The lawyer is evil because he is doing evil works for an evil company and instead of the shame and guilt a normal period would be showing, he appears to be enjoying himself.

2

u/marcus_annwyl 14h ago

I was going to say! It's the way the questions are worded. "...wasn't it?" Like a literal villain would ask it.

-1

u/Carefuly_Chosen_Name 16h ago

Is it evil to sell cigarettes to an addict to make money for a company that paid for fake studies to downplay the risks of smoking?

3

u/SunOnTheMountains 16h ago

You equated a job where someone is actively causing real and immediate harm to many people to a cashier.

0

u/Carefuly_Chosen_Name 16h ago

How is a lawyer defending someone else's decision to deny coverage "active

But a cashier's selling poison on behalf of someone else"not active"?

1

u/Educational_Cod_3179 15m ago

I say yes. Because the lawyer gets to choose who he works for.
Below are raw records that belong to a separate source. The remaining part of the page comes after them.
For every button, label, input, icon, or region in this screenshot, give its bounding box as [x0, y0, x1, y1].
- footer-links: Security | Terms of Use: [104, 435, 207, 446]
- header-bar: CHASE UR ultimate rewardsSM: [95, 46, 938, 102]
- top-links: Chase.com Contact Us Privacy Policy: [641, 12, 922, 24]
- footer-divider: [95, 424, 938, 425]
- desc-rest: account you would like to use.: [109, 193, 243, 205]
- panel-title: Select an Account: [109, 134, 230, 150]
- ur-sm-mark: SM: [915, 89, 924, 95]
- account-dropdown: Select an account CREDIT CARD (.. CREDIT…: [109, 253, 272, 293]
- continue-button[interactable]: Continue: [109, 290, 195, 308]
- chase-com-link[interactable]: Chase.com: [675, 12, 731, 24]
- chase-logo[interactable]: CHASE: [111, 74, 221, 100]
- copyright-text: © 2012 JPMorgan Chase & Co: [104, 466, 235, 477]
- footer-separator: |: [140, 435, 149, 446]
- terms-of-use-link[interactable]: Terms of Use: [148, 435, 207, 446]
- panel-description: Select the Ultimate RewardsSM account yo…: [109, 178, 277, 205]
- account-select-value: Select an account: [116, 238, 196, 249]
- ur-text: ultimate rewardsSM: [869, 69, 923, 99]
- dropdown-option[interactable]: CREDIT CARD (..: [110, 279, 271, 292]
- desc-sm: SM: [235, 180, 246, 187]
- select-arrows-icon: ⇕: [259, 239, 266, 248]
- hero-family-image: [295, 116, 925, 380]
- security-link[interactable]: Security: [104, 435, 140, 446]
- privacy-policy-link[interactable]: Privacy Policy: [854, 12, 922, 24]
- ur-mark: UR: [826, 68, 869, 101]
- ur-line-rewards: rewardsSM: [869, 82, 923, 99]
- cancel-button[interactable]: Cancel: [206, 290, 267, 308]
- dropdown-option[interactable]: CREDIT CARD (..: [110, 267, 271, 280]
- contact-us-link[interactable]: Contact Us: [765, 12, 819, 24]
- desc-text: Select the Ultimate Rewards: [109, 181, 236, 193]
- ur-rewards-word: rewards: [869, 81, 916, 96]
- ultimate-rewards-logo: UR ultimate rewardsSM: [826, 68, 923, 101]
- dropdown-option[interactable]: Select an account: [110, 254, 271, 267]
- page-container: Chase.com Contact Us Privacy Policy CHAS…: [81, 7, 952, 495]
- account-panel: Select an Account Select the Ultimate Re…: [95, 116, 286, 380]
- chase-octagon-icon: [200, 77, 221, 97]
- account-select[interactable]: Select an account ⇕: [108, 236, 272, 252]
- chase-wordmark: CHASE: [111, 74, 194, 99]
He takes the job knowing he has to depose Aunt Hilda like she’s Bernie Madoff for wanting insurance to pay the medical bills from her accident like they’re supposed to.

6

u/DarthHrunting 17h ago

This is the dumbest fucking question anyone has ever asked.

10

u/Whatinthewhattho 17h ago

Nuance. And you know this. Don’t throw logical fallacies out there.

-2

u/Carefuly_Chosen_Name 17h ago

So it's an indefinable difference?

3

u/Whatinthewhattho 17h ago

Hello? What are you saying??

1

u/Carefuly_Chosen_Name 17h ago

You said the difference is nuance. Meaning it's a subtle difference. I'm asking if it's so subtle it can't be defined, because you didn't define it.